Xu, S., Sura, S., Zaheer, R., Wang, G., Smith, A., Cook, S.R., Olson, A.F., Cessna, A.J., Larney, F.J., and McAllister, T.A. (2015). "Dissipation of Antimicrobial Resistance Determinants in Composted and Stockpiled Beef Cattle Manure.", Journal of Environmental Quality. doi : 10.2134/jeq2015.03.0146 Access to full text
Windrow composting or stockpiling reduces the viability of pathogens and antimicrobial residues in manure.

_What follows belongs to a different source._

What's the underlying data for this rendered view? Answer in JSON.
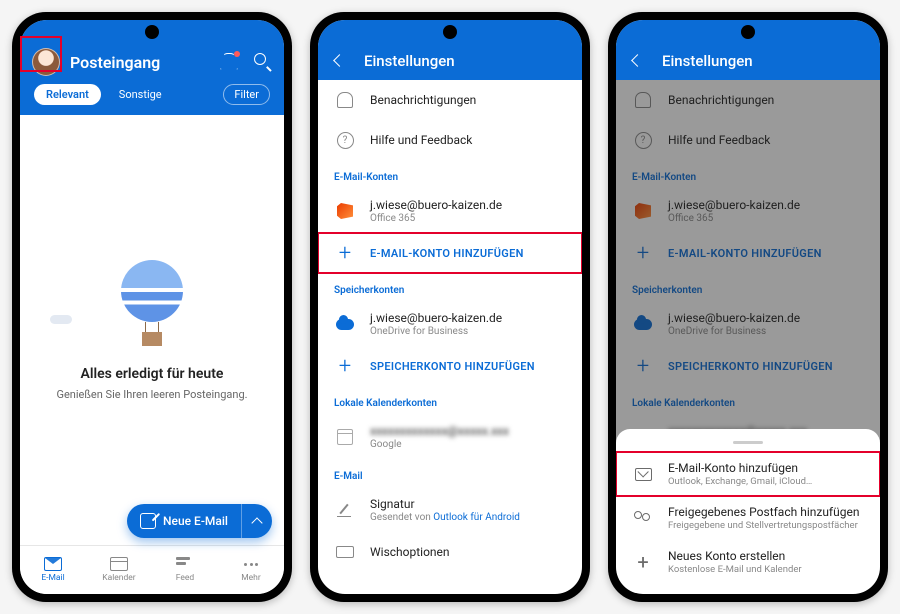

However, the impact of these manure management practices on the persistence of genes coding for antimicrobial resistance is less well known. In this study, manure from cattle administered 44 mg of chlortetracycline kg−1 feed (dry wt. basis) (CTC), 44 mg of CTC and 44 mg of sulfamethazine kg−1 feed (CTCSMZ), 11 mg of tylosin kg−1 feed (TYL), and no antimicrobials (control) were composted or stockpiled over 102 d. Temperature remained ≥55°C for 35 d in compost and 2 d in stockpiles. Quantitative PCR was used to measure levels of 16S rRNA genes and tetracycline [tet(B), (C), (L), (M), (W)], erythromycin [erm(A), (B), (F), (X)], and sulfamethazine [sul(1), (2)] resistance determinants. After 102 d, 16S rRNA genes and all resistance determinants declined by 0.5 to 3 log10 copies per gram dry matter. Copies of 16S rRNA genes were affected (P < 0.05) by antimicrobials with the ranking of control > CTC = TYL > CTCSMZ. Compared with the control, antimicrobials did not increase the abundance of resistance genes in either composted or stockpiled manure, except tet(M) and sul(2) in CTCSMZ (P < 0.05). The decline in 16S rRNA genes and resistance determinants was higher (P < 0.05) in composted than in stockpiled manure. We conclude that composting may be more effective than stockpiling in reducing the introduction of antimicrobial resistance genes into the environment before land application of manure. Core Ideas: • Dissipation of antimicrobial resistance genes was higher in composted than stockpiled manure. • Inclusion of antimicrobials in diet did not increase most anti-microbial resistance genes in manure. • Antimicrobials did alter copy numbers of bacteria in manure. • Measured genes declined from 0.5 to 3 log in stockpiled and composted manure.